• Card 1 of 30
Nasional

Banyak Masyarakat Belum Tahu Perluasan Ganjil Genap

Sunnaholomi Halakrispen    •    19 Juli 2018 03:07

Suasana kepadatan arus lalu lintas pada hari pertama uji coba perluasan kawasan ganjil genap di Jalan Gatot Subroto, Jakarta, Senin (2/7). ANTARA FOTO/Aprillio Akbar. Suasana kepadatan arus lalu lintas pada hari pertama uji coba perluasan kawasan ganjil genap di Jalan Gatot Subroto, Jakarta, Senin (2/7). ANTARA FOTO/Aprillio Akbar.

Jakarta: Masih banyak masyarakat DKI Jakarta yang belum mengetahui tentang perluasan uji coba sistem ganjil genap.

Dirlantas Polda Metro Jaya, Kombes Yusuf mengatakan, anggotanya di lapangan masih menemukan pelat nomor mobil yang tidak sesuai dengan tanggal.

"MT Haryono masih banyak masyarakat yang kita arahkan atau kita keluarkan dari jalur itu karena alasan mereka belum tahu. Jadi kita perlu keluarkan dari jalur," kata Yusuf kepada Medcom.id, Rabu, 18 Juli 2018.

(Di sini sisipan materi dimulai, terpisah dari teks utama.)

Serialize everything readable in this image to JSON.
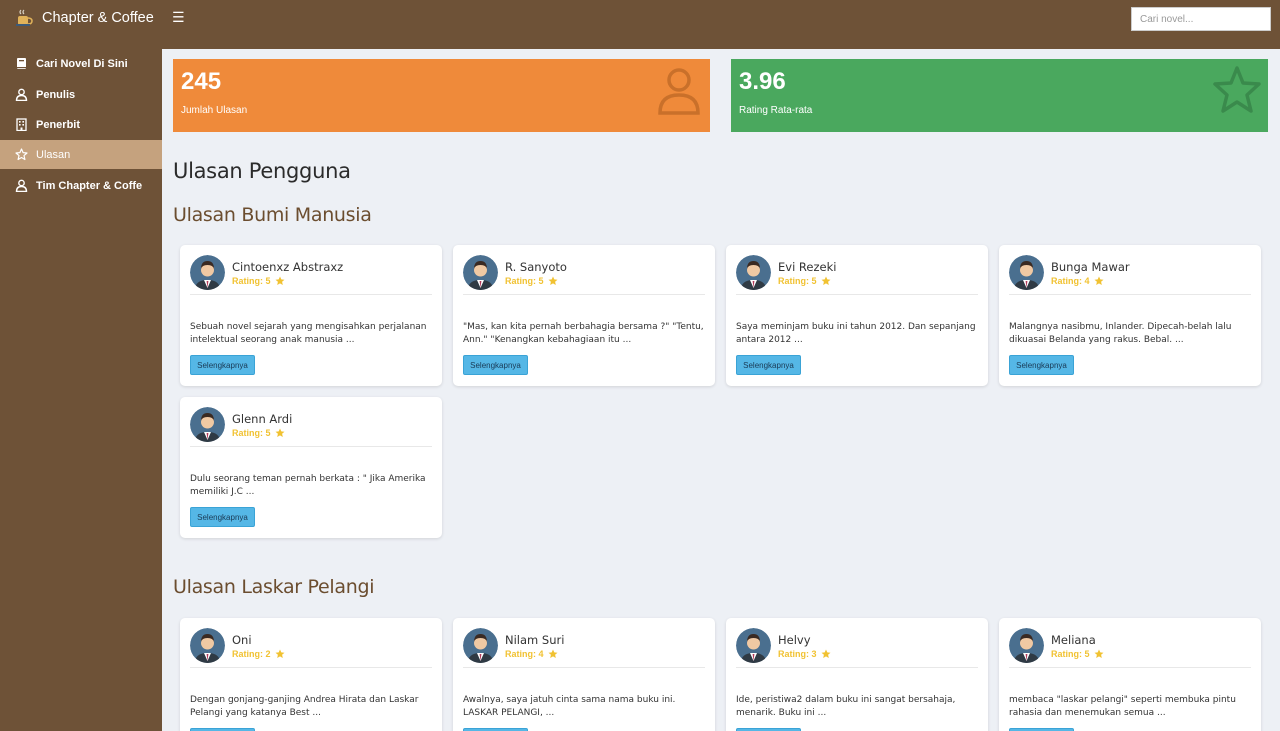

Yusuf menjelaskan, para pengemudi yang melanggar peraturan tersebut langsung dihentikan. Selain itu, pengemudi pun diberikan teguran dan diberikan pengarahan.

"Dihentikan, kemudian ditanya apakah dia tahu ini jalur ganjil-genap. Kami beritahu kalau dia melanggar dan harus keluar lewat jalur sana," ungkap Yusuf.

Meskipun tidak sedikit pengemudi yang belum mengetahui penerapan uji coba ganjil-genap, ia menyampaikan bahwa hal tersebut terbilang wajar. Pasalnya, hari pertama dianggap sebagai masa pengenalan.

"Biasanya hari pertama memang banyak yang belum tahu (sistem ganjil-genap). Hari selanjutnya atau kira-kira lusa akan berkurang," ungkap Yusuf.

Selanjutnya, Yusuf menyatakan selama 16 hari dilakukannya uji coba ganjil-genap ini, evaluasinya dianggap baik berjalan lancar. Sementara itu, ia mengaku belum memikirkan apakah sistem lalu lintas tersebut akan diberlakukan selamanya.

"Progressnya bagus, hasil evaluasi bagus. Hanya untuk Asian Games dulu kami amankan, sementara ini belum sampai ke sana (pemberlakuan selanjutnya setelah Asian Games)," tandas Yusuf.

Selama uji coba ini, terdapat tim penjaga atau keamanan gabungan, yakni dari pihak polisi lalu lintas sebanyak 420 personel, 100 personel shabara, sebanyak 10 personel propam Polda Metro Jaya, dan 25 personel dari TNI. "Satpol PP dari pihak Dinas Perhubungan DKI juga ada tapi saya belum tahu jumlahnya," pungkasnya.

Setelah uji coba, Yusuf meyakini pada pemberlakuan ganjil-genap atau Sabtu, 1 Agustus 2018, akan lebih ditegakkan lagi dengan adanya penilangan bagi pengemudi yang melanggar sistem tersebut.